- Holly Andres
- The new Decemberists album could be described as an apocalyptic dance party, which may look a little something like this.
As a music writer, as a music lover, you can only hope that on your birthday that a band you adore plays a concert nearby — at least that's what I cross my fingers and wish for when I blow out my candles. This year, I finally lucked out; a band whose most recent album I can't get enough of performs on my 32nd birthday. The Decemberists return to the Les Schwab Amphitheater in support of their most recent album, "I'll Be Your Girl."
Upon hearing "Severed," the first single off of "I'll Be Your Girl," listeners notice a sound that may not be as familiar, incorporating synthesizers more heavily than some fans may be used to. According to the band's lead singer Colin Meloy, it fits perfectly within the language of The Decemberists.
"It was reaching into a different part of our collective record collection," Meloy says. "You know, I feel like at the end of the day, we've experimented enough over the course of our career that this felt like it was within the language of The Decemberists. It was certainly the music I grew up listening to, like New Order and The Cure, who I consider prime influencers of what I do, which may not have been clear throughout the course of our career."
Meloy is ready to try something different. After the last couple records treading the same well-worn path—something that brought them comfort and success, the band was ready for a 90-degree turn. For "I'll Be Your Girl," the band worked with a new producer in a new studio, which invited experimentation. Meloy remembers band mates Chris Funk and Jenny Conlee showing up to the studio with synthesizers under their arms. After experimenting with arrangements and playing with sounds, everyone got excited.
Diving into the lyrical content of the album also reflects growth and refinement on Meloy's part. This time around, the songwriter, who works best mid-day at home, took more time editing and refining the lyrics.
"The idea of writing in a hotel room is awful to me. I've always been terrified of someone hearing me. Having people hear me practice or do the humiliating task of writing songs, which involves singing nonsense words — I actually need my own space away from people."

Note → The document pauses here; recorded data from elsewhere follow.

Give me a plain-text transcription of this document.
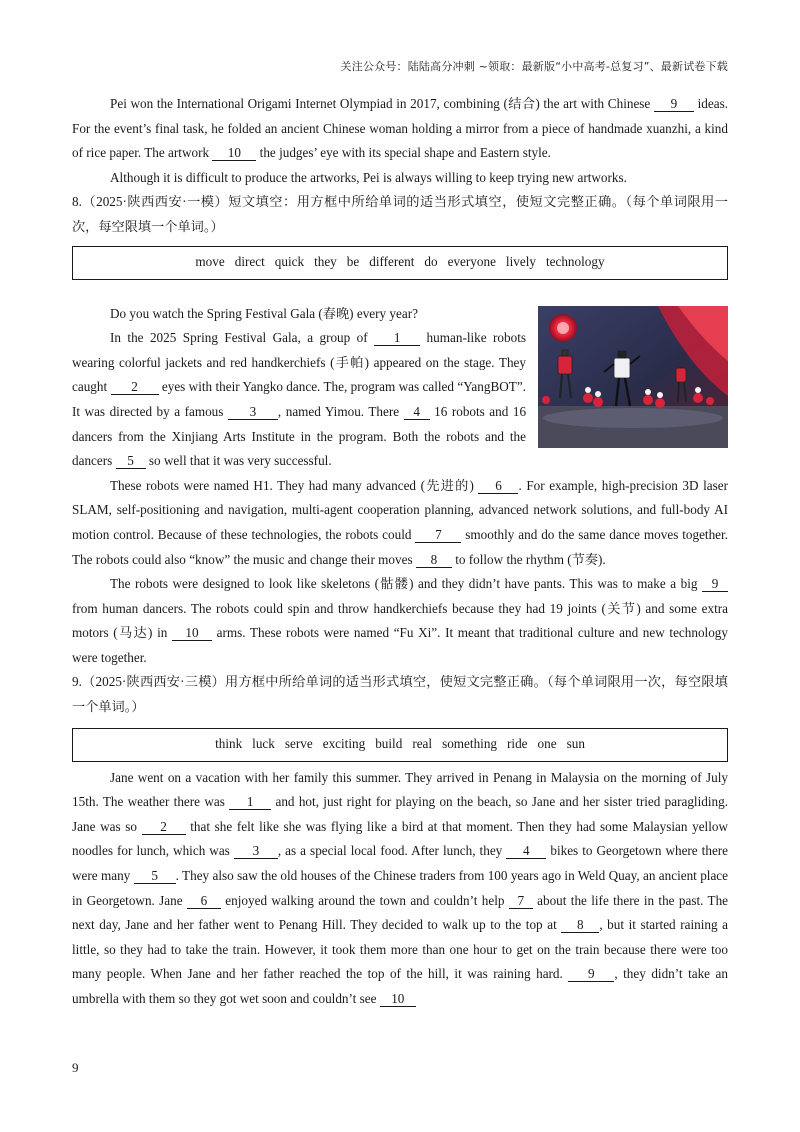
关注公众号：陆陆高分冲刺 ~领取：最新版“小中高考-总复习”、最新试卷下载

Pei won the International Origami Internet Olympiad in 2017, combining (结合) the art with Chinese 9 ideas. For the event’s final task, he folded an ancient Chinese woman holding a mirror from a piece of handmade xuanzhi, a kind of rice paper. The artwork 10 the judges’ eye with its special shape and Eastern style.

Although it is difficult to produce the artworks, Pei is always willing to keep trying new artworks.

8.（2025·陕西西安·一模）短文填空：用方框中所给单词的适当形式填空，使短文完整正确。（每个单词限用一次，每空限填一个单词。）

move direct quick they be different do everyone lively technology

Do you watch the Spring Festival Gala (春晚) every year?

In the 2025 Spring Festival Gala, a group of 1 human-like robots wearing colorful jackets and red handkerchiefs (手帕) appeared on the stage. They caught 2 eyes with their Yangko dance. The, program was called “YangBOT”. It was directed by a famous 3 , named Yimou. There 4 16 robots and 16 dancers from the Xinjiang Arts Institute in the program. Both the robots and the dancers 5 so well that it was very successful.

These robots were named H1. They had many advanced (先进的) 6 . For example, high-precision 3D laser SLAM, self-positioning and navigation, multi-agent cooperation planning, advanced network solutions, and full-body AI motion control. Because of these technologies, the robots could 7 smoothly and do the same dance moves together. The robots could also “know” the music and change their moves 8 to follow the rhythm (节奏).

The robots were designed to look like skeletons (骷髅) and they didn’t have pants. This was to make a big 9 from human dancers. The robots could spin and throw handkerchiefs because they had 19 joints (关节) and some extra motors (马达) in 10 arms. These robots were named “Fu Xi”. It meant that traditional culture and new technology were together.

9.（2025·陕西西安·三模）用方框中所给单词的适当形式填空，使短文完整正确。（每个单词限用一次，每空限填一个单词。）

think luck serve exciting build real something ride one sun

Jane went on a vacation with her family this summer. They arrived in Penang in Malaysia on the morning of July 15th. The weather there was 1 and hot, just right for playing on the beach, so Jane and her sister tried paragliding. Jane was so 2 that she felt like she was flying like a bird at that moment. Then they had some Malaysian yellow noodles for lunch, which was 3 , as a special local food. After lunch, they 4 bikes to Georgetown where there were many 5 . They also saw the old houses of the Chinese traders from 100 years ago in Weld Quay, an ancient place in Georgetown. Jane 6 enjoyed walking around the town and couldn’t help 7 about the life there in the past. The next day, Jane and her father went to Penang Hill. They decided to walk up to the top at 8 , but it started raining a little, so they had to take the train. However, it took them more than one hour to get on the train because there were too many people. When Jane and her father reached the top of the hill, it was raining hard. 9 , they didn’t take an umbrella with them so they got wet soon and couldn’t see 10

9
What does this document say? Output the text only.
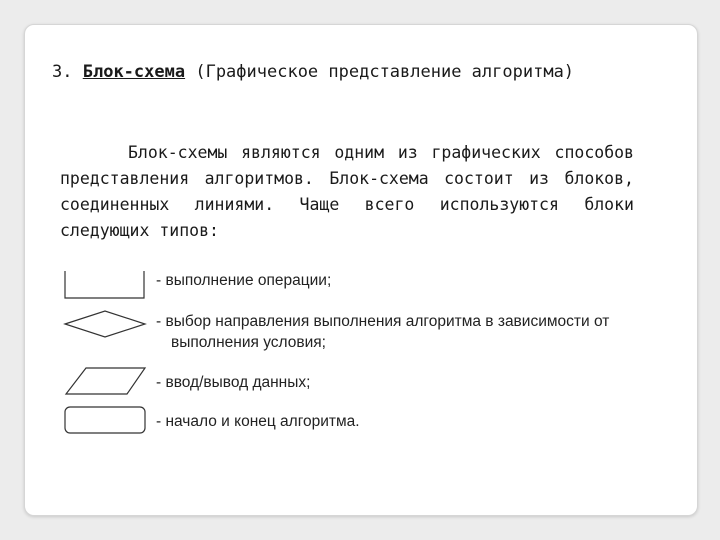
3. Блок-схема (Графическое представление алгоритма)
Блок-схемы являются одним из графических способов представления алгоритмов. Блок-схема состоит из блоков, соединенных линиями. Чаще всего используются блоки следующих типов:
- выполнение операции;
- выбор направления выполнения алгоритма в зависимости от
выполнения условия;
- ввод/вывод данных;
- начало и конец алгоритма.
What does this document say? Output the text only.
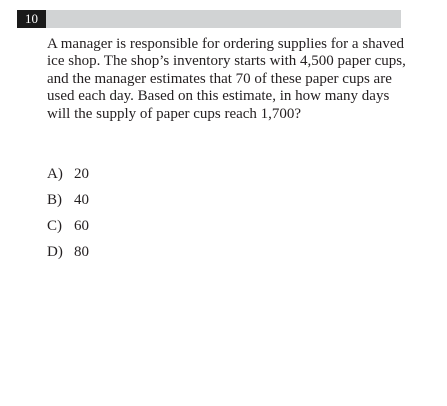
10

A manager is responsible for ordering supplies for a shaved ice shop. The shop’s inventory starts with 4,500 paper cups, and the manager estimates that 70 of these paper cups are used each day. Based on this estimate, in how many days will the supply of paper cups reach 1,700?

A) 20
B) 40
C) 60
D) 80
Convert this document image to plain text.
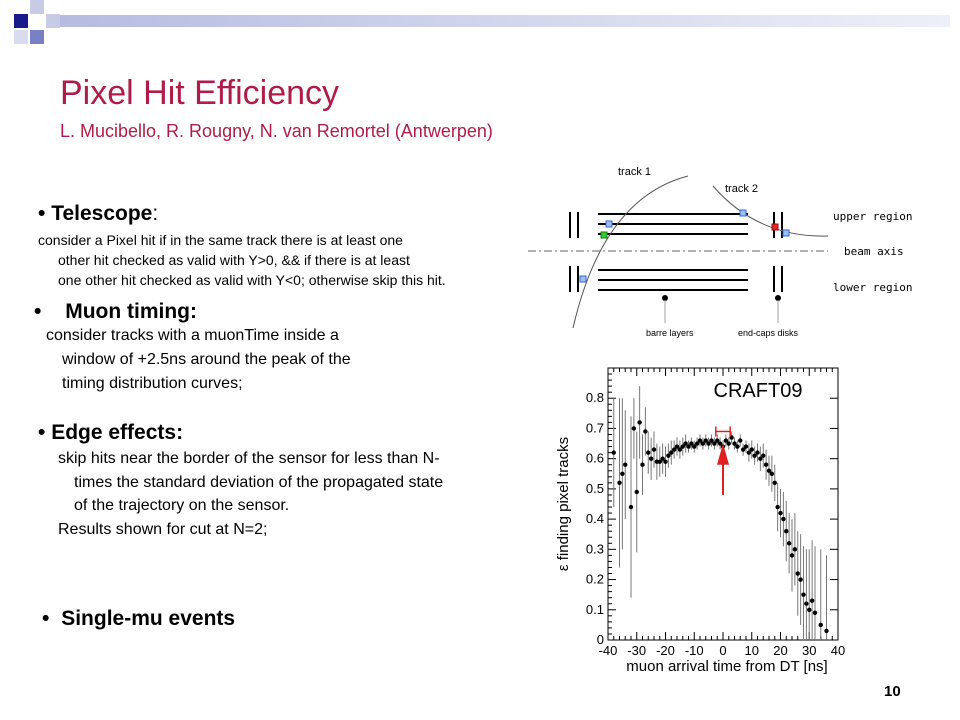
Pixel Hit Efficiency
L. Mucibello, R. Rougny, N. van Remortel (Antwerpen)
• Telescope:
consider a Pixel hit if in the same track there is at least one
other hit checked as valid with Y>0, && if there is at least
one other hit checked as valid with Y<0; otherwise skip this hit.
• Muon timing:
consider tracks with a muonTime inside a
window of +2.5ns around the peak of the
timing distribution curves;
• Edge effects:
skip hits near the border of the sensor for less than N-
times the standard deviation of the propagated state
of the trajectory on the sensor.
Results shown for cut at N=2;
• Single-mu events
track 1
track 2
upper region
beam axis
lower region
barre layers	end-caps disks
CRAFT09
ε finding pixel tracks
muon arrival time from DT [ns]
-40 -30 -20 -10 0 10 20 30 40
0
0.1
0.2
0.3
0.4
0.5
0.6
0.7
0.8
10
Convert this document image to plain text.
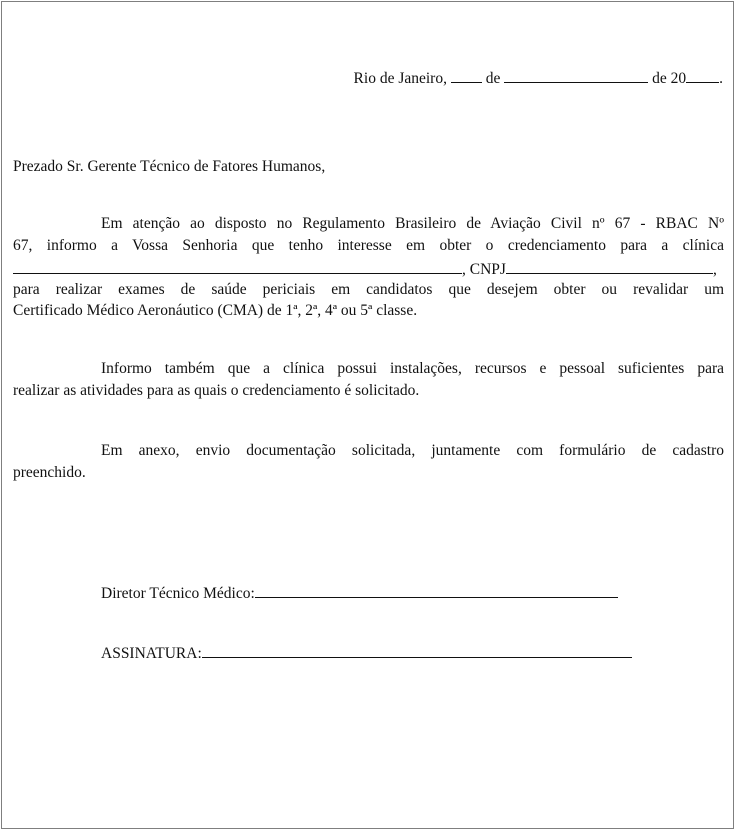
Rio de Janeiro,	de	de 20 .
Prezado Sr. Gerente Técnico de Fatores Humanos,
Em atenção ao disposto no Regulamento Brasileiro de Aviação Civil nº 67 - RBAC Nº
67, informo a Vossa Senhoria que tenho interesse em obter o credenciamento para a clínica
, CNPJ	,
para realizar exames de saúde periciais em candidatos que desejem obter ou revalidar um
Certificado Médico Aeronáutico (CMA) de 1ª, 2ª, 4ª ou 5ª classe.
Informo também que a clínica possui instalações, recursos e pessoal suficientes para
realizar as atividades para as quais o credenciamento é solicitado.
Em anexo, envio documentação solicitada, juntamente com formulário de cadastro
preenchido.
Diretor Técnico Médico:
ASSINATURA:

The Decemberists are known for mixing darker lyrical themes with more upbeat sounds. Since the new album debuted in March, I've listened to it endlessly. From "Everything is Awful" to "Sucker's Prayer," each song presents a relatable, yet dour feeling that we all have fallen victim to in our own lives—while also being upbeat sonically. The album relays common themes of isolation and extreme emotion, but taken to a place of humor.
"I think some people questioned, 'Has anyone checked in with Colin Meloy recently?'" Meloy says. "I get it. I think there are certainly darker tones than may have been on previous records. I also think, the music itself is more upbeat. We've traded that in a lot in the past, marrying upbeat sound with dour lyrics."
The band's latest single, "Sucker's Prayer," tells the story of a man on the brink of suicide who sings, "I wanna love somebody but I don't know how / I've been so lonely and it's getting me down / I wanna throw my body in the river and drown." The song continues by telling how he stuffs rocks in his pockets and wades into the water, but the current carries his pants away, leaving him standing in the river nude. Dark, yet humorous: the perfect marriage in indie rock songwriting.
"I hope that they find something they can relate to," Meloy says of the album. "I think it is really about finding that darkness in yourself, or that despair, and trying to house it in some humor and finding the absurdity in the catastrophe of living. At the end, I would hope, it sticks a hopeful note with 'I'll Be Your Girl.' I hope at the end that people come out feeling better. That sort of feeling of someone else feels the same way I do can be healing in its own right."